A carga dos dois caminhões que passaram por Pacaraima representa uma parte mínima das 200 toneladas armazenadas em uma base aérea do Exército brasileiro em resposta ao pedido de Guaidó. O restante dos alimentos não pôde ser encaminhado porque seus seguidores no Brasil não conseguiram cumprir a exigência principal do Governo de Jair Bolsonaro: que todos os veículos e motoristas fossem venezuelanos. As autoridades brasileiras, muito ativas no apoio retórico a Guaidó, foram mais discretas no aspecto material. Contribuíram com uma pequena parte dos insumos que partem do seu território. A grande maioria foi doada pelos Estados Unidos.
Mas esse dispositivo não trata apenas de ajuda ou de quantidades. O ministro das Relações Exteriores do Governo ultradireitista, Ernesto Araújo, enfatizou à imprensa em Pacaraima que é “o início de um processo”. O ministro foi muito claro ao explicar que essa ajuda —além de ser um alívio para aqueles que eventualmente a receberem em uma população extremamente carente de quase tudo— tem “o significado político e simbólico de reconhecer o Governo legítimo (de Guaidó) como única autoridade na Venezuela”. Tudo com uma finalidade bastante concreta: aproveitar que se está completando um mês de sua proclamação para “reforçar a posição do presidente interino para o exercício efetivo do poder, como lhe compete”.

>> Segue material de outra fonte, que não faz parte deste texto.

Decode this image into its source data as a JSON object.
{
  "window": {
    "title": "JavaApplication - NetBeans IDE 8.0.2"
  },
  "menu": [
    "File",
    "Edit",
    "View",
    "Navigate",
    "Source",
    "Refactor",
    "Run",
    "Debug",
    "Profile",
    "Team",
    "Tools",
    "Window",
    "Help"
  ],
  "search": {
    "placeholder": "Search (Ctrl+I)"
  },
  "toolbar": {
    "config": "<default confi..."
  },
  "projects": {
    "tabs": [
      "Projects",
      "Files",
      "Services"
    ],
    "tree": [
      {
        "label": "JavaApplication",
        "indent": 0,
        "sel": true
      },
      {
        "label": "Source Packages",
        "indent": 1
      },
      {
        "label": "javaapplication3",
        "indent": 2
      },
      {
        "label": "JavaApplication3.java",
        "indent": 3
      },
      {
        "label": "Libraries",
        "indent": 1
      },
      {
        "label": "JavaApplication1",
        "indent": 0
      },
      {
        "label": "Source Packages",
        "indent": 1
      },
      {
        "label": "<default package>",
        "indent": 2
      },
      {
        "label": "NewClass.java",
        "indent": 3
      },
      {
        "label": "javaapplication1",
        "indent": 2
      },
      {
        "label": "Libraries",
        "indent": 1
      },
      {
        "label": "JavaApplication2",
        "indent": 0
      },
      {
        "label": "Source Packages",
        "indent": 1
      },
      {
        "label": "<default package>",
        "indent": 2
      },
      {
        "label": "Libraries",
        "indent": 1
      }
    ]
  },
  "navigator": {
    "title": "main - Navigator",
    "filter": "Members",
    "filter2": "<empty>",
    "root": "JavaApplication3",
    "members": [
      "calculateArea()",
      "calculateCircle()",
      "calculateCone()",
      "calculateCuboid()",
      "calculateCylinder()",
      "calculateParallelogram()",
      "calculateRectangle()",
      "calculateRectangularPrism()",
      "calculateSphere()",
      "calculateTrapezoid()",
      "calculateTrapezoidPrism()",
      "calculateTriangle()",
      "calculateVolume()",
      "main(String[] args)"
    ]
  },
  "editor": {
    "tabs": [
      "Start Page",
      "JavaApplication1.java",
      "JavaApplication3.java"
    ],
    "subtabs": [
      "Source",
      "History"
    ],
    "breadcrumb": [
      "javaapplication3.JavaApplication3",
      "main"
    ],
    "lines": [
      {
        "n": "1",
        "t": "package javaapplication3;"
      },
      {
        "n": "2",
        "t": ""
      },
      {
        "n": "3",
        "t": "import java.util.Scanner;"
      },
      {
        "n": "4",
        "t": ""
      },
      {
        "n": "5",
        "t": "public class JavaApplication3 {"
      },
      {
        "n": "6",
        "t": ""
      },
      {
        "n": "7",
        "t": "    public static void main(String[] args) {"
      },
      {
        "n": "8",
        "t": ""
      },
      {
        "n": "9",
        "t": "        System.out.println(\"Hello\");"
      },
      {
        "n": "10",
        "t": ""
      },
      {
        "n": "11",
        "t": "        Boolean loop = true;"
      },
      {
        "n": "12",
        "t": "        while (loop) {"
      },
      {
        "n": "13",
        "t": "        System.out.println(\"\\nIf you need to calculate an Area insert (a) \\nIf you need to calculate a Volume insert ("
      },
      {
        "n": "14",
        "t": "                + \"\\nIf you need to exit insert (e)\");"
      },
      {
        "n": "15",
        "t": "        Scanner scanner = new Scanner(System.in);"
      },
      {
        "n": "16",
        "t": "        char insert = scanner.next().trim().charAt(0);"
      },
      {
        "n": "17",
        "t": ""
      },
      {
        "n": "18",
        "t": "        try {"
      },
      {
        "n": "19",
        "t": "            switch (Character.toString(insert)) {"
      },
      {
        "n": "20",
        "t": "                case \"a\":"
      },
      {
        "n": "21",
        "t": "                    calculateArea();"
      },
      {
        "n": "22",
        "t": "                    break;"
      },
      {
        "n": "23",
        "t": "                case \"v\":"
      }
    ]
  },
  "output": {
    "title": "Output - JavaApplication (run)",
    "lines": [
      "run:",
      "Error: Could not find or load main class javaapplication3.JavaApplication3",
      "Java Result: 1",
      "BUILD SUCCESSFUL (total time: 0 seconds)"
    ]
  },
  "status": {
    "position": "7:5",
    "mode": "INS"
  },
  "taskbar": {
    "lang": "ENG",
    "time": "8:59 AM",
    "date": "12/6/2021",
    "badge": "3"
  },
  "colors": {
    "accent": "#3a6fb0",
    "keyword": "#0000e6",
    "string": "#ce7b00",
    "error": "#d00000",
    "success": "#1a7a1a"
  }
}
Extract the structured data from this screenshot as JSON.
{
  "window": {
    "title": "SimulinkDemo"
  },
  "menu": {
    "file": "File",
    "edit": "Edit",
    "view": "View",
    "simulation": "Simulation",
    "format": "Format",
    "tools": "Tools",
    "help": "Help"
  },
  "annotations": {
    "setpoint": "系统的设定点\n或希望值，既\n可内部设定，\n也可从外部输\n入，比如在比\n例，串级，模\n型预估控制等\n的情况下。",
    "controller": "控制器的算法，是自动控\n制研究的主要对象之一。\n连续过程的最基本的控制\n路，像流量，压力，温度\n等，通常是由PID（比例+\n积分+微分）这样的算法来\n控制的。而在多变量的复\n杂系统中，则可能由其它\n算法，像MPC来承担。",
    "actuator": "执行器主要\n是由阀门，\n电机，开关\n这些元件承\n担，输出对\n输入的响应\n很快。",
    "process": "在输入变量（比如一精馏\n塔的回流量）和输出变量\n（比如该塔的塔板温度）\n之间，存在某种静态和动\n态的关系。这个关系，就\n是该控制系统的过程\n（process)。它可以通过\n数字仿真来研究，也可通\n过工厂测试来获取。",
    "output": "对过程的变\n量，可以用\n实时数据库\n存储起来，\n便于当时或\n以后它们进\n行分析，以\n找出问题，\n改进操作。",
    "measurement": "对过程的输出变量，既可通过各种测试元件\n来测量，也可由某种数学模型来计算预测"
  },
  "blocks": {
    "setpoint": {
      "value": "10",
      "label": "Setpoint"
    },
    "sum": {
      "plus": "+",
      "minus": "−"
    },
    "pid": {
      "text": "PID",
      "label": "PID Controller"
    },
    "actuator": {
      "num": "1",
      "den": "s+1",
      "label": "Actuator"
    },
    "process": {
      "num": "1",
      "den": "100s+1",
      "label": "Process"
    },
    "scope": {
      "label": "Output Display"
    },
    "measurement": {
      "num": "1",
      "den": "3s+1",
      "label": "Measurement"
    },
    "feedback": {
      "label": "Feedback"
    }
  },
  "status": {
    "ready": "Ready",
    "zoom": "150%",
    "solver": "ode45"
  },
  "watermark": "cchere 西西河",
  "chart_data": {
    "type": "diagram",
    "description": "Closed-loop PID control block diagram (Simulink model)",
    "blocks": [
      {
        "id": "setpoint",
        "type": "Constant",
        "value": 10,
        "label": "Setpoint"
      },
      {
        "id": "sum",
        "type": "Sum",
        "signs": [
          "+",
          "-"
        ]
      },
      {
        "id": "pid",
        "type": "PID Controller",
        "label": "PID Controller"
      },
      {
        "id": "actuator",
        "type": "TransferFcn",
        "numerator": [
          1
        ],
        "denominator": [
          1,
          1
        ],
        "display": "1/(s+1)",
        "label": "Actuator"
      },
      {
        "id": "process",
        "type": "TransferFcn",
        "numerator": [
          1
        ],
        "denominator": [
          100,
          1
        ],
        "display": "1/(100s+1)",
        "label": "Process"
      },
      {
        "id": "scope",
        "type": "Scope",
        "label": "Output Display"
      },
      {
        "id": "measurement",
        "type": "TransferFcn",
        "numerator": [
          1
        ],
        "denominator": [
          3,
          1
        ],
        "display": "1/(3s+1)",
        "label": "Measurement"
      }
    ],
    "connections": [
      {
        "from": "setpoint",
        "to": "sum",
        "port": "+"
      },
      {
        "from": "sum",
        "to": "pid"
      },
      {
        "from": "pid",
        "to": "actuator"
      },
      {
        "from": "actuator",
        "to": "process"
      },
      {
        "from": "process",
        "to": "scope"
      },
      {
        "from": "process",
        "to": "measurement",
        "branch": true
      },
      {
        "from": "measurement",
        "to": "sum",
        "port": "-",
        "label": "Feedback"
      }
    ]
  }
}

Nenhum dos organismos multilaterais que normalmente organizam entregas de ajuda humanitária está envolvido no dispositivo venezuelano. O diretor de operações do Comitê Internacional da Cruz Vermelha, Dominik Stillhart, disse há poucos dias quando perguntado sobre o assunto que “isto não é uma agência de implementação para qualquer doador, e especialmente não implementamos coisas que tenham um tom político”.
A embaixadora em Brasília designada por Guaidó, María Teresa Belandria, explicou ao lado de Araújo e de um representante da Embaixada dos Estados Unidos que foi impossível encontrar mais caminhões e motoristas venezuelanos dispostos a levar o carregamento. “Tivemos enormes dificuldades para conseguir transporte, o regime ameaçou as empresas de confiscar suas licenças, os caminhões e prendê-los” se participassem, disse Belandria.
Enquanto se aguarda a decisão do momento certo para começar e avançar, marcha a ré “para deixar claro que só levamos ajuda”, já estava decidido quem dirigiria os caminhões até a vintena de militares que bloqueavam a passagem. Um assessor do prefeito e o chefe de comunicação da vizinha cidade venezuelana de Santa Elena. Eles serão os protagonistas do momento-chave.
O decreto presidencial no qual Guaidó ordenou a abertura da fronteira com o Brasil não teve nenhum efeito no terreno. Todo o trânsito bilateral está suspenso há dois dias. De qualquer forma, o gotejamento de venezuelanos que abandonam sua pátria com uma mala continuou como de costume. A única diferença é que cruzavam a fronteira por trilhas. Luis Castro, engenheiro de 38 anos, vai ficar dois anos no Brasil com uma bolsa de estudos. Inocencio Perdomo, fotojornalista de 74 anos, e sua neta, Gabriela Aular, secretária de 18 anos, vinham de Caracas rumo à Argentina. Cada um com sua mala.